Moby Dick

Herman Melville

 

Traducción de Enrique Pezzoni

Ilustraciones de Rockwell Kent

Editorial Debate

767 páginas

Quizá sea cierto que no tendríamos poesía amorosa sin los trovadores aquitanos, pero lo que sí es indudable es que es a Defoe, a Stevenson, a Conrad, a Melville a quienes les debemos la épica de los muelles, el amor a los barcos y la vieja e inestinguible nostalgia del mar.

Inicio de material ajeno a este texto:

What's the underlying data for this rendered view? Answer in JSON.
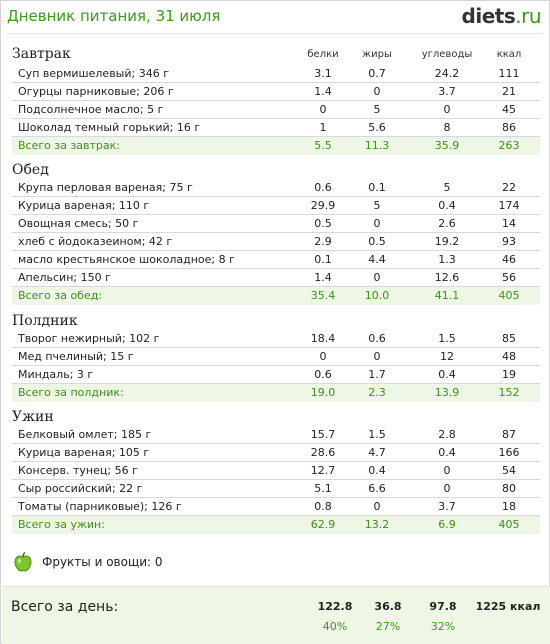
{
  "header": {
    "title": "Дневник питания, 31 июля",
    "logo_main": "diets",
    "logo_tld": ".ru"
  },
  "columns": {
    "protein": "белки",
    "fat": "жиры",
    "carbs": "углеводы",
    "kcal": "ккал"
  },
  "meals": [
    {
      "title": "Завтрак",
      "items": [
        {
          "name": "Суп вермишелевый; 346 г",
          "protein": "3.1",
          "fat": "0.7",
          "carbs": "24.2",
          "kcal": "111"
        },
        {
          "name": "Огурцы парниковые; 206 г",
          "protein": "1.4",
          "fat": "0",
          "carbs": "3.7",
          "kcal": "21"
        },
        {
          "name": "Подсолнечное масло; 5 г",
          "protein": "0",
          "fat": "5",
          "carbs": "0",
          "kcal": "45"
        },
        {
          "name": "Шоколад темный горький; 16 г",
          "protein": "1",
          "fat": "5.6",
          "carbs": "8",
          "kcal": "86"
        }
      ],
      "total": {
        "label": "Всего за завтрак:",
        "protein": "5.5",
        "fat": "11.3",
        "carbs": "35.9",
        "kcal": "263"
      }
    },
    {
      "title": "Обед",
      "items": [
        {
          "name": "Крупа перловая вареная; 75 г",
          "protein": "0.6",
          "fat": "0.1",
          "carbs": "5",
          "kcal": "22"
        },
        {
          "name": "Курица вареная; 110 г",
          "protein": "29.9",
          "fat": "5",
          "carbs": "0.4",
          "kcal": "174"
        },
        {
          "name": "Овощная смесь; 50 г",
          "protein": "0.5",
          "fat": "0",
          "carbs": "2.6",
          "kcal": "14"
        },
        {
          "name": "хлеб с йодоказеином; 42 г",
          "protein": "2.9",
          "fat": "0.5",
          "carbs": "19.2",
          "kcal": "93"
        },
        {
          "name": "масло крестьянское шоколадное; 8 г",
          "protein": "0.1",
          "fat": "4.4",
          "carbs": "1.3",
          "kcal": "46"
        },
        {
          "name": "Апельсин; 150 г",
          "protein": "1.4",
          "fat": "0",
          "carbs": "12.6",
          "kcal": "56"
        }
      ],
      "total": {
        "label": "Всего за обед:",
        "protein": "35.4",
        "fat": "10.0",
        "carbs": "41.1",
        "kcal": "405"
      }
    },
    {
      "title": "Полдник",
      "items": [
        {
          "name": "Творог нежирный; 102 г",
          "protein": "18.4",
          "fat": "0.6",
          "carbs": "1.5",
          "kcal": "85"
        },
        {
          "name": "Мед пчелиный; 15 г",
          "protein": "0",
          "fat": "0",
          "carbs": "12",
          "kcal": "48"
        },
        {
          "name": "Миндаль; 3 г",
          "protein": "0.6",
          "fat": "1.7",
          "carbs": "0.4",
          "kcal": "19"
        }
      ],
      "total": {
        "label": "Всего за полдник:",
        "protein": "19.0",
        "fat": "2.3",
        "carbs": "13.9",
        "kcal": "152"
      }
    },
    {
      "title": "Ужин",
      "items": [
        {
          "name": "Белковый омлет; 185 г",
          "protein": "15.7",
          "fat": "1.5",
          "carbs": "2.8",
          "kcal": "87"
        },
        {
          "name": "Курица вареная; 105 г",
          "protein": "28.6",
          "fat": "4.7",
          "carbs": "0.4",
          "kcal": "166"
        },
        {
          "name": "Консерв. тунец; 56 г",
          "protein": "12.7",
          "fat": "0.4",
          "carbs": "0",
          "kcal": "54"
        },
        {
          "name": "Сыр российский; 22 г",
          "protein": "5.1",
          "fat": "6.6",
          "carbs": "0",
          "kcal": "80"
        },
        {
          "name": "Томаты (парниковые); 126 г",
          "protein": "0.8",
          "fat": "0",
          "carbs": "3.7",
          "kcal": "18"
        }
      ],
      "total": {
        "label": "Всего за ужин:",
        "protein": "62.9",
        "fat": "13.2",
        "carbs": "6.9",
        "kcal": "405"
      }
    }
  ],
  "fruit": {
    "label": "Фрукты и овощи: 0",
    "icon": "apple-icon"
  },
  "day_total": {
    "label": "Всего за день:",
    "protein": "122.8",
    "fat": "36.8",
    "carbs": "97.8",
    "kcal": "1225 ккал",
    "protein_pct": "40%",
    "fat_pct": "27%",
    "carbs_pct": "32%"
  },
  "colors": {
    "accent": "#3c9a1c",
    "total_bg": "#eef7e6"
  }
}
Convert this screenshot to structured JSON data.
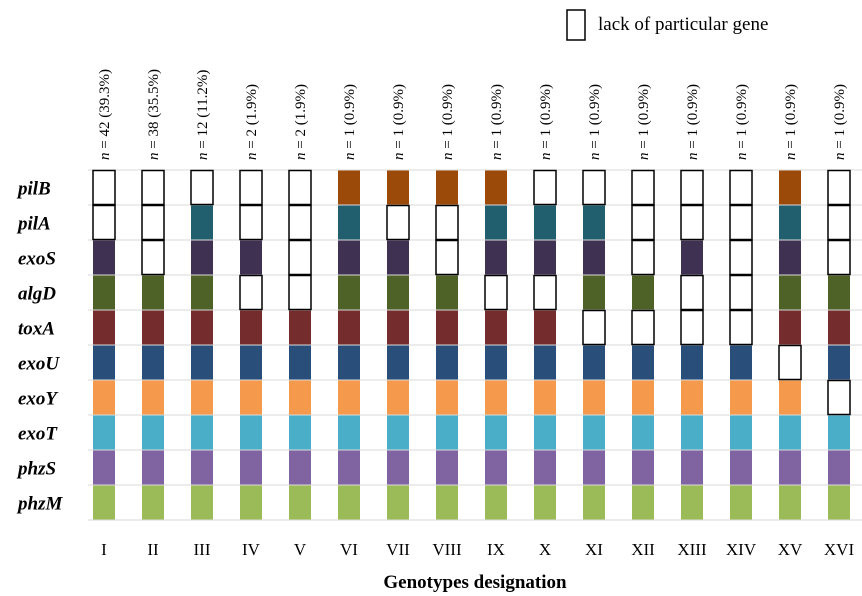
{
  "chart_data": {
    "type": "heatmap",
    "xlabel": "Genotypes designation",
    "legend": {
      "label": "lack of  particular gene",
      "placement": "top-right"
    },
    "genes": [
      "pilB",
      "pilA",
      "exoS",
      "algD",
      "toxA",
      "exoU",
      "exoY",
      "exoT",
      "phzS",
      "phzM"
    ],
    "gene_colors": {
      "pilB": "#9C4A0A",
      "pilA": "#215E6E",
      "exoS": "#3F3152",
      "algD": "#4E6127",
      "toxA": "#752C2C",
      "exoU": "#2A4E7A",
      "exoY": "#F59A4C",
      "exoT": "#4BAEC8",
      "phzS": "#8064A2",
      "phzM": "#9BBB59"
    },
    "genotypes": [
      {
        "id": "I",
        "n": "42",
        "pct": "39.3%",
        "present": [
          0,
          0,
          1,
          1,
          1,
          1,
          1,
          1,
          1,
          1
        ]
      },
      {
        "id": "II",
        "n": "38",
        "pct": "35.5%",
        "present": [
          0,
          0,
          0,
          1,
          1,
          1,
          1,
          1,
          1,
          1
        ]
      },
      {
        "id": "III",
        "n": "12",
        "pct": "11.2%",
        "present": [
          0,
          1,
          1,
          1,
          1,
          1,
          1,
          1,
          1,
          1
        ]
      },
      {
        "id": "IV",
        "n": "2",
        "pct": "1.9%",
        "present": [
          0,
          0,
          1,
          0,
          1,
          1,
          1,
          1,
          1,
          1
        ]
      },
      {
        "id": "V",
        "n": "2",
        "pct": "1.9%",
        "present": [
          0,
          0,
          0,
          0,
          1,
          1,
          1,
          1,
          1,
          1
        ]
      },
      {
        "id": "VI",
        "n": "1",
        "pct": "0.9%",
        "present": [
          1,
          1,
          1,
          1,
          1,
          1,
          1,
          1,
          1,
          1
        ]
      },
      {
        "id": "VII",
        "n": "1",
        "pct": "0.9%",
        "present": [
          1,
          0,
          1,
          1,
          1,
          1,
          1,
          1,
          1,
          1
        ]
      },
      {
        "id": "VIII",
        "n": "1",
        "pct": "0.9%",
        "present": [
          1,
          0,
          0,
          1,
          1,
          1,
          1,
          1,
          1,
          1
        ]
      },
      {
        "id": "IX",
        "n": "1",
        "pct": "0.9%",
        "present": [
          1,
          1,
          1,
          0,
          1,
          1,
          1,
          1,
          1,
          1
        ]
      },
      {
        "id": "X",
        "n": "1",
        "pct": "0.9%",
        "present": [
          0,
          1,
          1,
          0,
          1,
          1,
          1,
          1,
          1,
          1
        ]
      },
      {
        "id": "XI",
        "n": "1",
        "pct": "0.9%",
        "present": [
          0,
          1,
          1,
          1,
          0,
          1,
          1,
          1,
          1,
          1
        ]
      },
      {
        "id": "XII",
        "n": "1",
        "pct": "0.9%",
        "present": [
          0,
          0,
          0,
          1,
          0,
          1,
          1,
          1,
          1,
          1
        ]
      },
      {
        "id": "XIII",
        "n": "1",
        "pct": "0.9%",
        "present": [
          0,
          0,
          1,
          0,
          0,
          1,
          1,
          1,
          1,
          1
        ]
      },
      {
        "id": "XIV",
        "n": "1",
        "pct": "0.9%",
        "present": [
          0,
          0,
          0,
          0,
          0,
          1,
          1,
          1,
          1,
          1
        ]
      },
      {
        "id": "XV",
        "n": "1",
        "pct": "0.9%",
        "present": [
          1,
          1,
          1,
          1,
          1,
          0,
          1,
          1,
          1,
          1
        ]
      },
      {
        "id": "XVI",
        "n": "1",
        "pct": "0.9%",
        "present": [
          0,
          0,
          0,
          1,
          1,
          1,
          0,
          1,
          1,
          1
        ]
      }
    ]
  }
}
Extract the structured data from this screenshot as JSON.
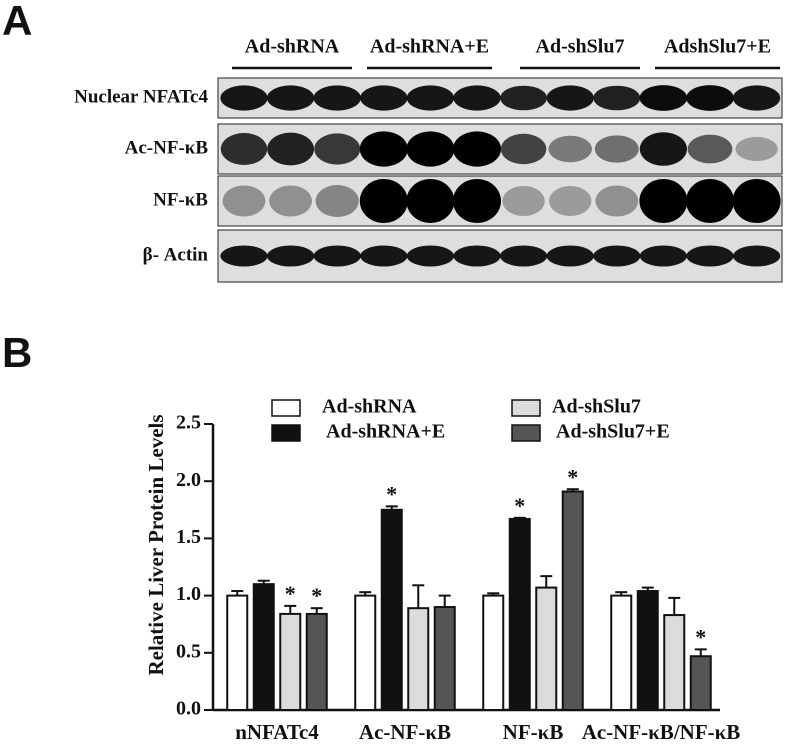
{
  "panel_labels": [
    "A",
    "B"
  ],
  "blot": {
    "groups": [
      "Ad-shRNA",
      "Ad-shRNA+E",
      "Ad-shSlu7",
      "AdshSlu7+E"
    ],
    "rows": [
      "Nuclear NFATc4",
      "Ac-NF-κB",
      "NF-κB",
      "β- Actin"
    ]
  },
  "chart_data": {
    "type": "bar",
    "y_label": "Relative  Liver Protein Levels",
    "categories": [
      "nNFATc4",
      "Ac-NF-κB",
      "NF-κB",
      "Ac-NF-κB/NF-κB"
    ],
    "series": [
      {
        "name": "Ad-shRNA",
        "color": "#ffffff",
        "values": [
          1.0,
          1.0,
          1.0,
          1.0
        ],
        "errors": [
          0.04,
          0.03,
          0.02,
          0.03
        ],
        "markers": [
          null,
          null,
          null,
          null
        ]
      },
      {
        "name": "Ad-shRNA+E",
        "color": "#111111",
        "values": [
          1.1,
          1.75,
          1.67,
          1.04
        ],
        "errors": [
          0.03,
          0.03,
          0.01,
          0.03
        ],
        "markers": [
          null,
          "*",
          "*",
          null
        ]
      },
      {
        "name": "Ad-shSlu7",
        "color": "#dcdcdc",
        "values": [
          0.84,
          0.89,
          1.07,
          0.83
        ],
        "errors": [
          0.07,
          0.2,
          0.1,
          0.15
        ],
        "markers": [
          "*",
          null,
          null,
          null
        ]
      },
      {
        "name": "Ad-shSlu7+E",
        "color": "#555555",
        "values": [
          0.84,
          0.9,
          1.91,
          0.47
        ],
        "errors": [
          0.05,
          0.1,
          0.02,
          0.06
        ],
        "markers": [
          "*",
          null,
          "*",
          "*"
        ]
      }
    ],
    "ylim": [
      0,
      2.5
    ],
    "yticks": [
      {
        "value": 0,
        "label": "0.0"
      },
      {
        "value": 0.5,
        "label": "0.5"
      },
      {
        "value": 1,
        "label": "1.0"
      },
      {
        "value": 1.5,
        "label": "1.5"
      },
      {
        "value": 2,
        "label": "2.0"
      },
      {
        "value": 2.5,
        "label": "2.5"
      }
    ]
  }
}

Uno de ellos, Herman Melville, navegó durante cuatro años. Cuando marchó era un joven enfermizo y pálido. Al volver, apareció un marinero de espaldas anchas y manos enormes, sano y dispuesto a escribir grandes libros. Y aunque sus esperanzas fueron a menudo superiores a sus logros, fue capaz de firmar esta novela. Moby Dick. La única que a William Faulkner le hubiera gustado haber escrito.

El argumento lo conoce cualquier muchacho. Ismael llega a Nantucket y conoce a un arponero caníbal, tatuado y de cabeza azulada: Queequeg. Ambos embarcan en el Pquod, viejo ballenero capitaneado por un anciano tenebroso al que le falta una pierna: Ahab. De la locura de éste y de su ciego deseo de encontrar a Moby Dick todos recordamos al menos un eco.

Pero el libro no se queda en la sola narración de ese viaje infinito tras la Ballena Blanca. Eso hubiera sido únicamente otra vuelta al mundo. Melville quiere más. Escribir un tratado de cetología; explicarnos hasta la última costumbre del mar; la caza de la ballena; la forma de sacarle el esperma; que nos quememos con él en la aguas calmadas del Ecuador; que también dediquemos las noches de vigía a solucionar problemas matemáticos. Probablemente por eso este libro resulta extraño. El itinerario de la novela es el del mismo barco. Y viajan en un velero. Y en esas travesías hay días de tormenta, días de viento favorable, días de calma y días en los botes, remando tras Leviatán.

No hay dudas. Un libro único. ¿Por qué, entonces, lo hemos tenido condenado a los círculos infernales de la literatura juvenil y las indignas ediciones de mercadillo? ¿Por qué no ha merecido que lo publiquemos como se merece? ¿Somos, acaso, un pueblo envidioso que no soporta que otras lenguas escriban obras así? ¿Es que no sabemos que, a nosotros también, llegará el Día del Juicio y que por mucho menos ya seríamos condenados?. En fin. Menos mal que ha venido la Editorial Debate a salvarnos con esta bellísima edición que se completa con las ilustraciones que dibujó Rockwell Kent en 1930

Y el estilo. El maravilloso estilo de Melville. Imposible sin la protestante lectura diaria de la Biblia, es deudor también de un fenómeno extraño que, a mediados del siglo XIX, llevó cerca de la perfección a algunos escritores que habían nacido entre 1804 y 1819 en la costa atlántica de Estados Unidos: Hawthorne, Poe, Whitman y Melville. Lean, lean, si no me creen.

 

He aquí, pues, a este viejo canoso e impío, persiguiendo con maldiciones a una ballena digna de Job por el mundo entero, al frente de una tripulación compuesta principalmente de mestizos renegados, parias y caníbales, moralmente debilitados por la insuficiencia de la simple virtud inerme o la rectitud de Starbuck, la invulnerable despreocupación y ligereza de Stubb y la total mediocridad de Flask. Una tripulación mandada por semejantes oficiales parecía especialmente escogida por alguna fatalidad infernal para auxiliar a Ahab en su viaje monomaníaco. De este modo fue posible que todos los hombres respondieran a la ira del viejo y su alma se dejara poseer por un perverso hechizo, a tal punto que, a veces, el odio de Ahab parecía el de ellos mismos, y la  Ballena Blanca, un enemigo insoportable para ellos como para él mismo. Es tarea superior a las fuerzas de Ismael explicar cómo ocurrió todo esto.

 

Ya hemos llegado. Cerramos el libro y el sabor es ácido como el final de un viaje feliz. Sólo hay un consuelo. Llamarle Ismael y pedirle que nos cuente una vez más su historia.